Sunday, June 26, 2005

Dazzler is a talk-show host.

One time, I made a Wonder Man costume out of a tank-top, some fingerless gloves and a red marker. Another time I made out with a chick with short hair who could sing. If only I could do both at once my fantasy would be complete!

Friday, June 24, 2005

Don't hate the player, hate the game.

Don't look so desperate, kid. Girls pick up on that.

Monday, June 20, 2005

New Sex Advice

Reading the Playboy Advisor and watching Strictly Sex with Dr. Drew will do that to you. Me.
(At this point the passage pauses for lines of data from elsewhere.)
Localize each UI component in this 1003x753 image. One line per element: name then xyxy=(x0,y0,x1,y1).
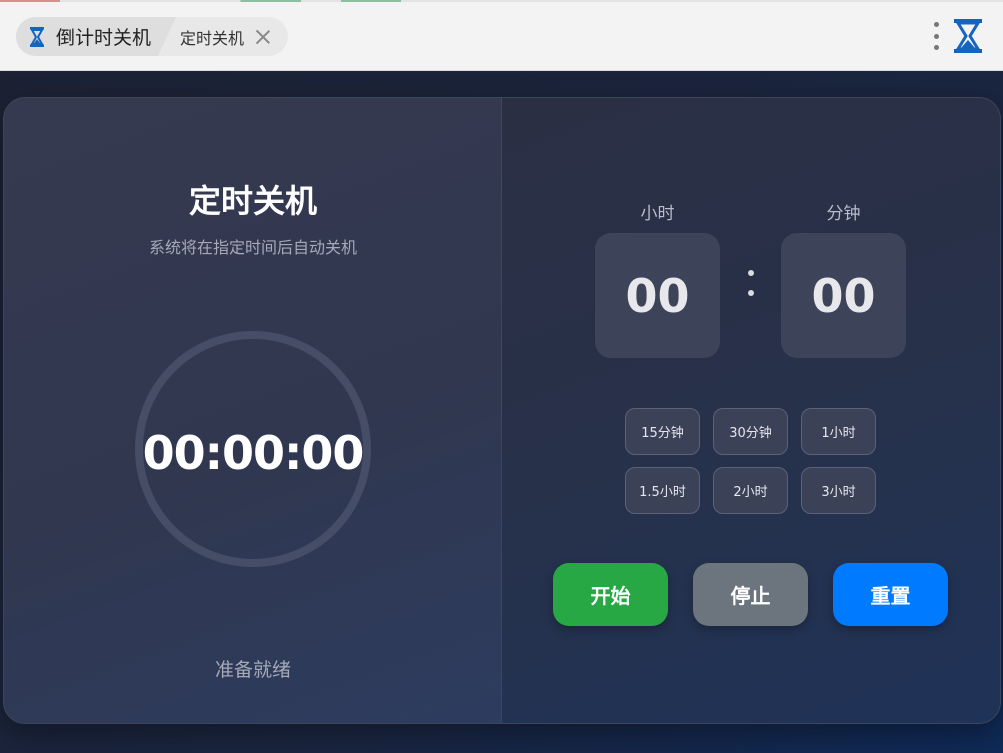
countdown-display: 00:00:00 xyxy=(142,426,365,480)
top-stripe xyxy=(0,0,1003,2)
stop-button[interactable]: 停止 xyxy=(693,563,808,626)
minutes-label: 分钟 xyxy=(826,204,861,224)
preset-3h-button[interactable]: 3小时 xyxy=(801,467,876,514)
preset-1-5h-button[interactable]: 1.5小时 xyxy=(625,467,700,514)
tab-title: 倒计时关机 xyxy=(56,27,152,49)
status-text: 准备就绪 xyxy=(214,659,291,681)
page-title: 定时关机 xyxy=(188,182,317,220)
close-icon[interactable] xyxy=(254,28,272,46)
preset-2h-button[interactable]: 2小时 xyxy=(713,467,788,514)
hours-label: 小时 xyxy=(640,204,675,224)
preset-30min-button[interactable]: 30分钟 xyxy=(713,408,788,455)
preset-15min-button[interactable]: 15分钟 xyxy=(625,408,700,455)
tab-scheduled-shutdown[interactable]: 定时关机 xyxy=(158,17,288,56)
settings-panel: 小时 分钟 00 00 15分钟 30分钟 1小时 1.5小时 2小时 3小时 … xyxy=(502,98,1000,723)
hours-input[interactable]: 00 xyxy=(595,233,720,358)
start-button[interactable]: 开始 xyxy=(553,563,668,626)
shutdown-card: 定时关机 系统将在指定时间后自动关机 00:00:00 准备就绪 小时 分钟 0… xyxy=(3,97,1001,724)
status-panel: 定时关机 系统将在指定时间后自动关机 00:00:00 准备就绪 xyxy=(4,98,502,723)
page-subtitle: 系统将在指定时间后自动关机 xyxy=(148,238,357,257)
time-separator xyxy=(748,270,756,300)
tab-countdown-shutdown[interactable]: 倒计时关机 xyxy=(16,17,176,56)
title-bar: 倒计时关机 定时关机 xyxy=(0,0,1003,71)
sub-tab-title: 定时关机 xyxy=(180,28,245,48)
reset-button[interactable]: 重置 xyxy=(833,563,948,626)
minutes-input[interactable]: 00 xyxy=(781,233,906,358)
hourglass-icon xyxy=(30,26,44,47)
app-logo-icon xyxy=(954,19,982,53)
preset-1h-button[interactable]: 1小时 xyxy=(801,408,876,455)
more-vertical-icon[interactable] xyxy=(930,22,942,50)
And remember what Lou Paget says: "If you do not pay attention to your relationship, someone else will." Smart girl.

Sunday, June 19, 2005

Fashion Do!

Even though I am in obvious need of a shave, haircut, change in wardrobe (that Gold Digger shirt is awesome) and a different beverage (is that a Bartle & Jaymes?!), things appear to be working out okay for me in this photo. It would seem that there is truth in the theory that you can fuck up so badly you end up doing everything right.

John doesn't seem all that thrilled about this, but he's having a laugh.
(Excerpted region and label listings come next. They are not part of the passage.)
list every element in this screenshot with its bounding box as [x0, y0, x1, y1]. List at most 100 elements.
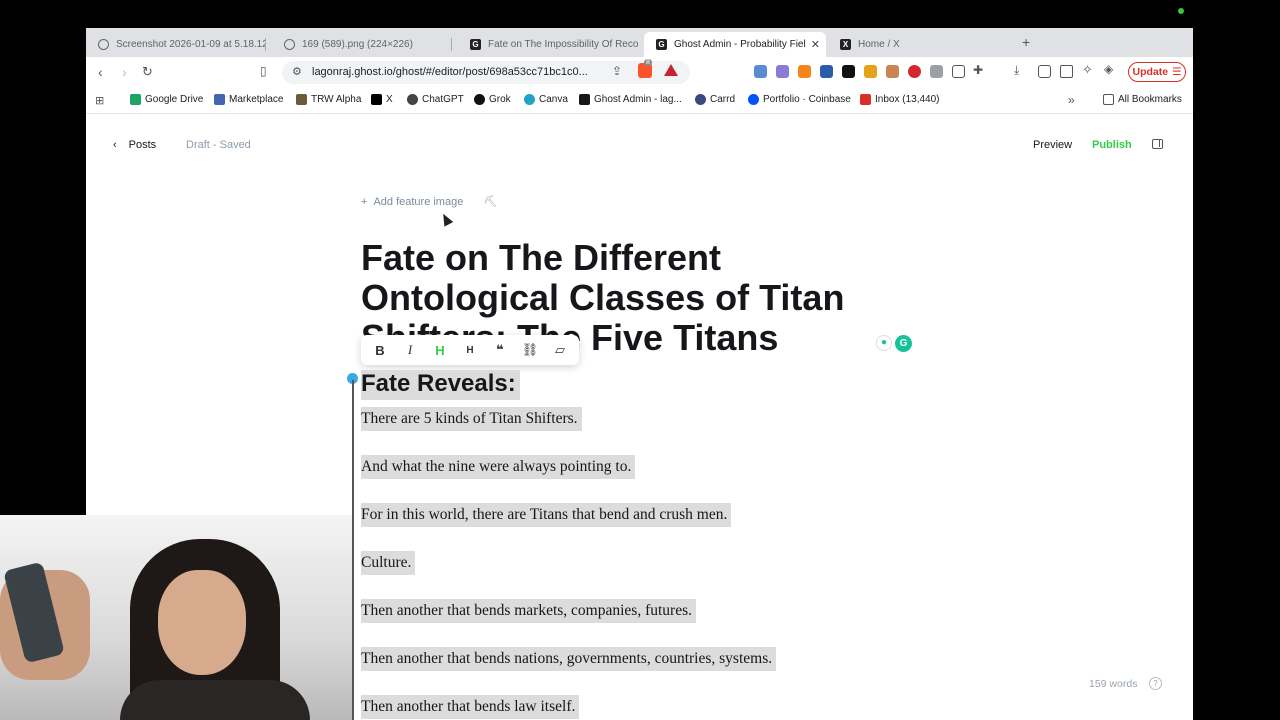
extension-icon[interactable] — [864, 65, 877, 78]
paragraph[interactable]: Then another that bends law itself. — [361, 695, 580, 719]
extension-icon[interactable] — [776, 65, 789, 78]
bookmark-item[interactable]: Ghost Admin - lag... — [579, 94, 682, 105]
formatting-toolbar: B I H H ❝ ⛓ ▱ — [361, 335, 579, 365]
wallet-icon[interactable] — [1060, 65, 1073, 78]
ghost-icon — [579, 94, 590, 105]
grok-icon — [474, 94, 485, 105]
tab-fate-impossibility[interactable]: G Fate on The Impossibility Of Recog — [458, 32, 638, 57]
shield-icon[interactable] — [930, 65, 943, 78]
vpn-shield-icon[interactable]: ◈ — [1104, 62, 1113, 76]
tab-home-x[interactable]: X Home / X — [828, 32, 1008, 57]
extension-icon[interactable] — [754, 65, 767, 78]
address-bar[interactable]: ⚙ lagonraj.ghost.io/ghost/#/editor/post/… — [282, 61, 690, 84]
bookmark-item[interactable]: Carrd — [695, 94, 735, 105]
url-text: lagonraj.ghost.io/ghost/#/editor/post/69… — [312, 66, 588, 78]
add-feature-image-button[interactable]: + Add feature image ⛏ — [361, 195, 497, 209]
tab-title: Ghost Admin - Probability Fiel — [674, 39, 806, 50]
apps-grid-icon[interactable]: ⊞ — [95, 94, 104, 107]
ghost-icon: G — [656, 39, 667, 50]
back-arrow-icon[interactable]: ‹ — [98, 64, 103, 80]
paragraph[interactable]: Then another that bends markets, compani… — [361, 599, 696, 623]
tab-ghost-admin[interactable]: G Ghost Admin - Probability Fiel ✕ — [644, 32, 826, 57]
ghost-icon: G — [470, 39, 481, 50]
grammarly-widget[interactable]: ● G — [876, 333, 914, 353]
bookmark-item[interactable]: Inbox (13,440) — [860, 94, 940, 105]
site-settings-icon[interactable]: ⚙ — [292, 65, 302, 78]
bookmark-item[interactable]: X — [371, 94, 393, 105]
globe-icon — [98, 39, 109, 50]
bold-icon[interactable]: B — [369, 343, 391, 358]
share-icon[interactable]: ⇪ — [612, 64, 622, 78]
folder-icon — [1103, 94, 1114, 105]
paragraph[interactable]: There are 5 kinds of Titan Shifters. — [361, 407, 582, 431]
bookmark-icon[interactable]: ▯ — [260, 64, 267, 78]
forward-arrow-icon[interactable]: › — [122, 64, 127, 80]
metamask-icon[interactable] — [798, 65, 811, 78]
italic-icon[interactable]: I — [399, 342, 421, 358]
browser-toolbar: ‹ › ↻ ▯ ⚙ lagonraj.ghost.io/ghost/#/edit… — [86, 57, 1193, 88]
puzzle-icon[interactable]: ✚ — [973, 63, 983, 77]
extension-icon[interactable] — [820, 65, 833, 78]
paragraph[interactable]: Then another that bends nations, governm… — [361, 647, 777, 671]
bookmark-item[interactable]: Grok — [474, 94, 511, 105]
gmail-icon — [860, 94, 871, 105]
extension-icon[interactable] — [842, 65, 855, 78]
webcam-overlay — [0, 515, 352, 720]
more-bookmarks-icon[interactable]: » — [1068, 93, 1075, 107]
bookmark-item[interactable]: Marketplace — [214, 94, 283, 105]
heading-small-icon[interactable]: H — [459, 345, 481, 356]
selection-bar — [352, 380, 354, 720]
person-face — [158, 570, 246, 675]
posts-label: Posts — [128, 139, 157, 151]
mouse-cursor — [438, 211, 454, 227]
grammarly-icon[interactable]: G — [895, 334, 912, 352]
bookmark-item[interactable]: Canva — [524, 94, 568, 105]
section-heading[interactable]: Fate Reveals: — [361, 370, 520, 400]
bookmark-item[interactable]: TRW Alpha — [296, 94, 361, 105]
bookmark-item[interactable]: ChatGPT — [407, 94, 464, 105]
tab-screenshot[interactable]: Screenshot 2026-01-09 at 5.18.12 — [86, 32, 266, 57]
tab-image[interactable]: 169 (589).png (224×226) — [272, 32, 452, 57]
canva-icon — [524, 94, 535, 105]
bookmark-item[interactable]: Portfolio · Coinbase — [748, 94, 851, 105]
all-bookmarks[interactable]: All Bookmarks — [1103, 94, 1182, 105]
sidebar-icon[interactable] — [1038, 65, 1051, 78]
bookmarks-bar: ⊞ Google Drive Marketplace TRW Alpha X C… — [86, 88, 1193, 114]
paragraph[interactable]: And what the nine were always pointing t… — [361, 455, 636, 479]
new-tab-button[interactable]: + — [1022, 34, 1030, 50]
unsplash-icon[interactable]: ⛏ — [483, 195, 497, 208]
reload-icon[interactable]: ↻ — [142, 64, 153, 80]
preview-button[interactable]: Preview — [1033, 139, 1072, 151]
add-feature-image-label: Add feature image — [373, 195, 464, 208]
sparkle-icon[interactable]: ✧ — [1082, 62, 1093, 78]
grammarly-suggestion-icon[interactable]: ● — [876, 335, 892, 351]
heading-large-icon[interactable]: H — [429, 343, 451, 358]
paragraph[interactable]: Culture. — [361, 551, 416, 575]
settings-sidebar-icon[interactable] — [1152, 139, 1163, 149]
quote-icon[interactable]: ❝ — [489, 342, 511, 358]
tab-title: 169 (589).png (224×226) — [302, 39, 413, 50]
plus-icon: + — [361, 195, 368, 208]
update-button[interactable]: Update ☰ — [1128, 62, 1186, 82]
word-count: 159 words — [1089, 678, 1138, 690]
snippet-icon[interactable]: ▱ — [549, 342, 571, 358]
help-icon[interactable]: ? — [1149, 677, 1162, 690]
link-icon[interactable]: ⛓ — [519, 342, 541, 358]
posts-back-link[interactable]: ‹ Posts — [113, 139, 156, 151]
extension-icon[interactable] — [886, 65, 899, 78]
tab-title: Home / X — [858, 39, 900, 50]
marketplace-icon — [214, 94, 225, 105]
chevron-left-icon: ‹ — [113, 139, 117, 151]
download-icon[interactable]: ⤓ — [1014, 63, 1019, 78]
carrd-icon — [695, 94, 706, 105]
opera-icon[interactable] — [908, 65, 921, 78]
publish-button[interactable]: Publish — [1092, 139, 1132, 151]
globe-icon — [284, 39, 295, 50]
bookmark-item[interactable]: Google Drive — [130, 94, 203, 105]
draft-status: Draft - Saved — [186, 139, 251, 151]
brave-rewards-icon[interactable] — [664, 64, 678, 76]
extension-icon[interactable] — [952, 65, 965, 78]
tab-title: Fate on The Impossibility Of Recog — [488, 39, 638, 50]
close-icon[interactable]: ✕ — [811, 38, 820, 51]
paragraph[interactable]: For in this world, there are Titans that… — [361, 503, 732, 527]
And here I'm wearing another Gold Digger shirt. Also we all appear to be dancing in what can only be the hold of a ship sailing on the high seas.

Sunday, June 05, 2005


Sometimes people wink, but you know what? Not all the time.

Year of Growing Beards Dangerously

If the music says "dance," I say "okay." If Duncan says "jump," I say "there's film in that camera, right?"